The wisdom of primitive diets is demonstrated by this research; every traditional culture Weston Price studied emphasized foods rich in vitamins A, D, and K2. Seafood, organs, and in some cultures dairy products from pasture-fed animals were particularly emphasized for mothers to be (prior to and during pregnancy, and later during lactation) and young children. Recent research has indicated the human brain acquires about half its fat composition before birth, and most of the rest during the first year after. Native people did everything that research now indicates people should do to ensure the optimal development of the next generation.
THE RESEARCH OF DR. WESTON PRICE AS IT PERTAINS TO VITAMINS A, D, AND K2
Dr. Price measured vitamins A and D in dairy products, as well as his unknown activator X. Dr. Price presented evidence in Nutrition and Physical Degeneration that this fat-soluble activator X played an essential role in immunity and the utilization of minerals. He measured the amount of it in dairy products, and found the substance in the milk fat of only those cows that ate rapidly growing green grass. X-Factor butter oil is extracted, without heat, from the dairy fat of cows that eat 100 percent rapidly growing pasture.
Price determined that the activator X (now known to be vitamin K2) was critical for the normal growth and maintenance of bones and teeth. We now know also that it is responsible for calcium deposition throughout the body and is of critical importance in maintaining the integrity of the circulatory system and thus the health of the heart.
The wide facial structures and freedom from cavities seen in Price’s photographs of native people are examples of typical physical development in people consuming optimal amounts of natural vitamins A, D, and K2 in the proper balance as proffered by the foods they typically ate.

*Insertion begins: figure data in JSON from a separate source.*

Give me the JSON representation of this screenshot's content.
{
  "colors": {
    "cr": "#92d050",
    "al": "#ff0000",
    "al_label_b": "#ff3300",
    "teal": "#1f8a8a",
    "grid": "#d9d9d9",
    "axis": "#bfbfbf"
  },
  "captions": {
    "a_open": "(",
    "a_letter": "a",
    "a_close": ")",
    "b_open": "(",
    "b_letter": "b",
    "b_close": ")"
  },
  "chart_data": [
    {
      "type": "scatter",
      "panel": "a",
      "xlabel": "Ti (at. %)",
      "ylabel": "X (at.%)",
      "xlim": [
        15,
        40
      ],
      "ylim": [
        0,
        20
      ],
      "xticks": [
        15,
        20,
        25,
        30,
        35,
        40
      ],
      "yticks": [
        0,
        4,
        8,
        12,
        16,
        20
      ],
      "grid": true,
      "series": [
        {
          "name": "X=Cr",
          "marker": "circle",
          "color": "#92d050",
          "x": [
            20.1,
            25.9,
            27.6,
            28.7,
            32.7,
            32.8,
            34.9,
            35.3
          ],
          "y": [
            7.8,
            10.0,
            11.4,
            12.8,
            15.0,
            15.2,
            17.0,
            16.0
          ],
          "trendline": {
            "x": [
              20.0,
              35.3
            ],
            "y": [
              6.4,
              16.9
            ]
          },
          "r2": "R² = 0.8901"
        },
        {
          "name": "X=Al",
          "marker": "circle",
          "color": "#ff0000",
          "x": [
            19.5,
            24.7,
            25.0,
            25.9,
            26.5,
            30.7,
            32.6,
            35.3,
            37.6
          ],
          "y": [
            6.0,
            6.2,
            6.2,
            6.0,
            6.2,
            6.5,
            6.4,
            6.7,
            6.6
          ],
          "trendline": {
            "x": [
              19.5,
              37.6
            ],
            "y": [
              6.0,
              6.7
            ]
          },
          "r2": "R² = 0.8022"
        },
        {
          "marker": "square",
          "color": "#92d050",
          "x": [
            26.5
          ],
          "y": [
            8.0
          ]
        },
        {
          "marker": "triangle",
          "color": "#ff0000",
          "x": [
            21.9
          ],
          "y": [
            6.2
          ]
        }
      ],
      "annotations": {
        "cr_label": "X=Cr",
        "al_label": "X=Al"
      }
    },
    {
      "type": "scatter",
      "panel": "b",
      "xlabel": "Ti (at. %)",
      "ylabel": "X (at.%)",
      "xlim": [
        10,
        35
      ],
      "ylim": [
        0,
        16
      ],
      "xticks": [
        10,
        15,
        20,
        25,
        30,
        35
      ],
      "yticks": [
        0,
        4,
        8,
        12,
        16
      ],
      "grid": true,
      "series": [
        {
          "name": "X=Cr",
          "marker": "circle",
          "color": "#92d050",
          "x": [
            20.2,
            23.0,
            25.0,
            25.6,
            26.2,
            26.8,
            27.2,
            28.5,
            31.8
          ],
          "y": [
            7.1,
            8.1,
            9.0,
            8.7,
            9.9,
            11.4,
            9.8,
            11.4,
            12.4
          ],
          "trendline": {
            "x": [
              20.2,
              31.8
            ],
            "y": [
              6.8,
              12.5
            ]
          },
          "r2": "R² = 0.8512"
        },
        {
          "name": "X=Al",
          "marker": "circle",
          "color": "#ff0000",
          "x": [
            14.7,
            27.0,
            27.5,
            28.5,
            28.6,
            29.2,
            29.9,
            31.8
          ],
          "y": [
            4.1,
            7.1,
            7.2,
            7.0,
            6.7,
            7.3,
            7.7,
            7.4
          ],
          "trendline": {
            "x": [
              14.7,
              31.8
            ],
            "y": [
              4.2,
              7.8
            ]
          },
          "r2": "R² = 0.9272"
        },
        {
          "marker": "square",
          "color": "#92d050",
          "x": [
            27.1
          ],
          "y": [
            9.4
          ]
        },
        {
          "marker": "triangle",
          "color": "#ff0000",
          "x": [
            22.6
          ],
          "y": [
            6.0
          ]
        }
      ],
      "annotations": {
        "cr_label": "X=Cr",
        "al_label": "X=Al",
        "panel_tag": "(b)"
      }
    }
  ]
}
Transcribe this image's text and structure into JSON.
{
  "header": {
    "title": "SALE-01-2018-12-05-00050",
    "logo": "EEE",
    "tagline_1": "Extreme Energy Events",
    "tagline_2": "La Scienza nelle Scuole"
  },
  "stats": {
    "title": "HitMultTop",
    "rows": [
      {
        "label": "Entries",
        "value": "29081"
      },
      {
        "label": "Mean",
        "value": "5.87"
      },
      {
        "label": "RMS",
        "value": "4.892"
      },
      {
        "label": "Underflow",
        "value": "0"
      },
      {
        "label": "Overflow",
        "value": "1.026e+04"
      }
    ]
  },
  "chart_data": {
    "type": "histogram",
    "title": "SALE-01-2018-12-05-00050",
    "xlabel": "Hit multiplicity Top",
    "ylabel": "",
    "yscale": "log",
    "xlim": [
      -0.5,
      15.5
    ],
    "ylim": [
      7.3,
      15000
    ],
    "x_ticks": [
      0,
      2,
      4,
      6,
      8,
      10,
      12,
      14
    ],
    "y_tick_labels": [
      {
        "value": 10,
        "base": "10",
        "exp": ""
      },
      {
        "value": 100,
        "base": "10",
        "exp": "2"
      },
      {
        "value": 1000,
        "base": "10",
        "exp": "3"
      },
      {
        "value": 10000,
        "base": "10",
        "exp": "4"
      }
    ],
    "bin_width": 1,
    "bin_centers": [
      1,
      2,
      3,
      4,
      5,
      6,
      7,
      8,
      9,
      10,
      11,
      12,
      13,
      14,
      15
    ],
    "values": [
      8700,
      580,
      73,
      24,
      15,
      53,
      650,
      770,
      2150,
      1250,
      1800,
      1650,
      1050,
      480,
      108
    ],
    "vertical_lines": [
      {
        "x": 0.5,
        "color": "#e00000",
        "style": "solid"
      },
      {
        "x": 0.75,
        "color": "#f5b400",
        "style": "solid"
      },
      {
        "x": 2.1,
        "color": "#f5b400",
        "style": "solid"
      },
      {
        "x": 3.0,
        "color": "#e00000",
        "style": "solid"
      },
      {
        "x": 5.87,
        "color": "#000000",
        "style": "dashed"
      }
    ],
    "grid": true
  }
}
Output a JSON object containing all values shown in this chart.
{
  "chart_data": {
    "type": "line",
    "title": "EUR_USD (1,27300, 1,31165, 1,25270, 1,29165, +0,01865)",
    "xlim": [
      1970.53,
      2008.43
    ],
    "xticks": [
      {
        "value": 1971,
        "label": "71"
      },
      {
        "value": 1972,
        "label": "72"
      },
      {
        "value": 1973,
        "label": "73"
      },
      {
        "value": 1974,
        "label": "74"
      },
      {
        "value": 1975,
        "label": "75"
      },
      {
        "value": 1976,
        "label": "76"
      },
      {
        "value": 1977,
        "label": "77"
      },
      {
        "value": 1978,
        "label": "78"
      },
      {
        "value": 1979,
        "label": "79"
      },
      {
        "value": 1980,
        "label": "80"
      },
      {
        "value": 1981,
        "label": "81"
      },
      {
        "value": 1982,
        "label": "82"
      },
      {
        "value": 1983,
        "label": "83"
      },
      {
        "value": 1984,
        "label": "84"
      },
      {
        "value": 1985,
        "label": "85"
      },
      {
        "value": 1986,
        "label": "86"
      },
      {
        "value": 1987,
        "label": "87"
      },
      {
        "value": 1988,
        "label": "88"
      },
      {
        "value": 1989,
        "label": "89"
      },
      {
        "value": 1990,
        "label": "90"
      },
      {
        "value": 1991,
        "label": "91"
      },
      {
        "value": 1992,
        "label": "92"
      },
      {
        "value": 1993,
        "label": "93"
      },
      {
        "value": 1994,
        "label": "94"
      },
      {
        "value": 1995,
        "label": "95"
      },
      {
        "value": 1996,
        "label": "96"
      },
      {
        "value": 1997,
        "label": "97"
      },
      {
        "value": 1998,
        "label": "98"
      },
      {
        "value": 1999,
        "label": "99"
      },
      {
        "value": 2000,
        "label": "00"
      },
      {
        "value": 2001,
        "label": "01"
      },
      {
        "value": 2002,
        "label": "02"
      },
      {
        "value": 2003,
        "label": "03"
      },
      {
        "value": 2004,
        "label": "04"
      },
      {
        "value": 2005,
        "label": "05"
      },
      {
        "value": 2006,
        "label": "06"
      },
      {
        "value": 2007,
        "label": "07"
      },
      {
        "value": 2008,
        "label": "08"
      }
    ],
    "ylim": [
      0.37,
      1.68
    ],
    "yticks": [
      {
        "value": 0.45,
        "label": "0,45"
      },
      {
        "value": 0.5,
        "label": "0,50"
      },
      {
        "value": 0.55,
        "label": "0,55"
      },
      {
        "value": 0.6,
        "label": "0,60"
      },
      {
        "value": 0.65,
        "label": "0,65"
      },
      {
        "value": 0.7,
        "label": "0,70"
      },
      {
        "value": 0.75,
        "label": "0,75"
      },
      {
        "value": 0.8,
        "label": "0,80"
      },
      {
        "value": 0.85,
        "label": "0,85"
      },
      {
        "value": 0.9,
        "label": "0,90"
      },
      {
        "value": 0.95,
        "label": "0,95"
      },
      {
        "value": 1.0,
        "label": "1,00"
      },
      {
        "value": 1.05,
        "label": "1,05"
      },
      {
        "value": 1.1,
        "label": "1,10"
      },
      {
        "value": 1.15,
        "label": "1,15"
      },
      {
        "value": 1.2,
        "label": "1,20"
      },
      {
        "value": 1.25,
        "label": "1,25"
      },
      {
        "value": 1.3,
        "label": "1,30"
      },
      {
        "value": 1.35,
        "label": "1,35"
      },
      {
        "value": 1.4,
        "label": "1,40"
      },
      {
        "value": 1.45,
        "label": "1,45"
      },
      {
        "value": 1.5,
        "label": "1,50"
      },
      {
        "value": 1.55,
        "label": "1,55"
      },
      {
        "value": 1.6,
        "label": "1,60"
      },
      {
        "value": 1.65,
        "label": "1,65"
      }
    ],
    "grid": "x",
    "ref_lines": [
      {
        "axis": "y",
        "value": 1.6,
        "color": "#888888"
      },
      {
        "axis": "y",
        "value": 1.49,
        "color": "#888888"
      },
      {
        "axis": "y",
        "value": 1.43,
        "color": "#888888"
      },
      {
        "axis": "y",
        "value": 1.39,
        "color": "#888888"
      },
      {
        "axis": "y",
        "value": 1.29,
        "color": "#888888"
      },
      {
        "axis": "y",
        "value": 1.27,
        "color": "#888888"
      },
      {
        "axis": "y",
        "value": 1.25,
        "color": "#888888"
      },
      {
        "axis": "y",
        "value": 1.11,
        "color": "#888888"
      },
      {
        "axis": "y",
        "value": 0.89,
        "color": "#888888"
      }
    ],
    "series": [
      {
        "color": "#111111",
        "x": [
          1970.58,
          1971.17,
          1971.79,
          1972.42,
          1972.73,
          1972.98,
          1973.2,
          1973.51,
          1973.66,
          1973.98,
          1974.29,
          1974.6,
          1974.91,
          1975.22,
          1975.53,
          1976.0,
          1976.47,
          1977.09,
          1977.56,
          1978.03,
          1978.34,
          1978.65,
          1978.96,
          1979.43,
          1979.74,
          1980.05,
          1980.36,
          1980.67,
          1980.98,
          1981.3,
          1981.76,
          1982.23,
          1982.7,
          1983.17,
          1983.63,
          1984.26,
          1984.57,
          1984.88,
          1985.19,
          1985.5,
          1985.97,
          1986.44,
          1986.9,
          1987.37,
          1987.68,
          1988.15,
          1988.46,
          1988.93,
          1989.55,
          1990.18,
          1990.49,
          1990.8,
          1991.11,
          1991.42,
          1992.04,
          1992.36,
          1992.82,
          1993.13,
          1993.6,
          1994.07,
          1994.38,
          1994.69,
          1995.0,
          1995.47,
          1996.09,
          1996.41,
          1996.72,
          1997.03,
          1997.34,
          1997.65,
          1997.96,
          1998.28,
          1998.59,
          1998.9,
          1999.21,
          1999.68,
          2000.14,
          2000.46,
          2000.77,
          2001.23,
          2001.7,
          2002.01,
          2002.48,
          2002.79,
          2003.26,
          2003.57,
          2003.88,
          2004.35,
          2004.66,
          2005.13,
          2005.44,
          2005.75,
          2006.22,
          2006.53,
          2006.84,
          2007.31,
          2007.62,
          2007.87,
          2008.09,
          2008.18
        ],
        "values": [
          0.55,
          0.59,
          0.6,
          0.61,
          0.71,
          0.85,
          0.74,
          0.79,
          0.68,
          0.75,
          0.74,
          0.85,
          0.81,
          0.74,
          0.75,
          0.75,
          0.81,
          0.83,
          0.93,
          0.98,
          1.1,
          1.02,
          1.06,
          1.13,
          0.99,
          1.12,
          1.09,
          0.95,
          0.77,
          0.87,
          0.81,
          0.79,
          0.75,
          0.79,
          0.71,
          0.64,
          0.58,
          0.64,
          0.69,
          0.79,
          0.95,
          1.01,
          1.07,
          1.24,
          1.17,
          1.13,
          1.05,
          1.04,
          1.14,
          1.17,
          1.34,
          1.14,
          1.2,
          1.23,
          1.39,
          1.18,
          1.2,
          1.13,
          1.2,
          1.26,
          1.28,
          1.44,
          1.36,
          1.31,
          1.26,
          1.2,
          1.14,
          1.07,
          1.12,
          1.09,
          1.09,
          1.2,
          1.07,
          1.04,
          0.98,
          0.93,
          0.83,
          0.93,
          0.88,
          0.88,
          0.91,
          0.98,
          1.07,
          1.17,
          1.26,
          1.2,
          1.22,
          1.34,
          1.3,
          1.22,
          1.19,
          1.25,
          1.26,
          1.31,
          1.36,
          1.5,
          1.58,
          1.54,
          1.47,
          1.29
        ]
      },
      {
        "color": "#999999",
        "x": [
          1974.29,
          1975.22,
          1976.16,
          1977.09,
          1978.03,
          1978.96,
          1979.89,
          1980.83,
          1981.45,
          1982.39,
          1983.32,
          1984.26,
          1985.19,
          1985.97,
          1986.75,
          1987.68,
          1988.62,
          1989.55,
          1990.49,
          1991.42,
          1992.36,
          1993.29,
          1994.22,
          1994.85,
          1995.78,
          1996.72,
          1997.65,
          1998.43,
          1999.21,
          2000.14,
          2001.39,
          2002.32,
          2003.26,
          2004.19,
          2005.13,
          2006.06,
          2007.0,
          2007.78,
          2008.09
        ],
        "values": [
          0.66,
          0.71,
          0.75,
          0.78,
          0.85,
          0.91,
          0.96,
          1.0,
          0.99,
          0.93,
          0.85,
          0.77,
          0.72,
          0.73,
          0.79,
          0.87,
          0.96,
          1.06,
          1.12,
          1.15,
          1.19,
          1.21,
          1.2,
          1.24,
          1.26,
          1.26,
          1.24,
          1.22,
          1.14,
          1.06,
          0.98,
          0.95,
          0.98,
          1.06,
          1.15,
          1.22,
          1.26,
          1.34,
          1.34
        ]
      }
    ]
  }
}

Modern diets are sadly lacking in these vitamins, which may be derived from the dairy products of grass-fed animals, especially butter and cream, as well as from seafood and grass-fed meats and organs.
Cod-liver oil is an excellent supplemental source of vitamins A, D, and K2; it may be used to complement dietary sources. Natural, unadulterated cod-liver oil contains substantial amounts of vitamins A and D in their natural ration of ten to one. Cod-liver oil boosts immunity, enhances and maintains brain function, regulates blood pressure, eases pain and inflammation, and helps alleviate depression. It really is something of an elixir.
Bone broth made from the bones of grass-fed animals is a great way to include natural vitamins A, D, and K2 in the diet. To learn more about the wonderful health benefits of broth, see Nourishing Broth by Sally Fallon Morell and Kaayla Daniel. The book includes a detailed account of how broth also supplies collagen, another nutrient missing in the modern diet and crucial in maintaining truly vibrant health and recovering from disease.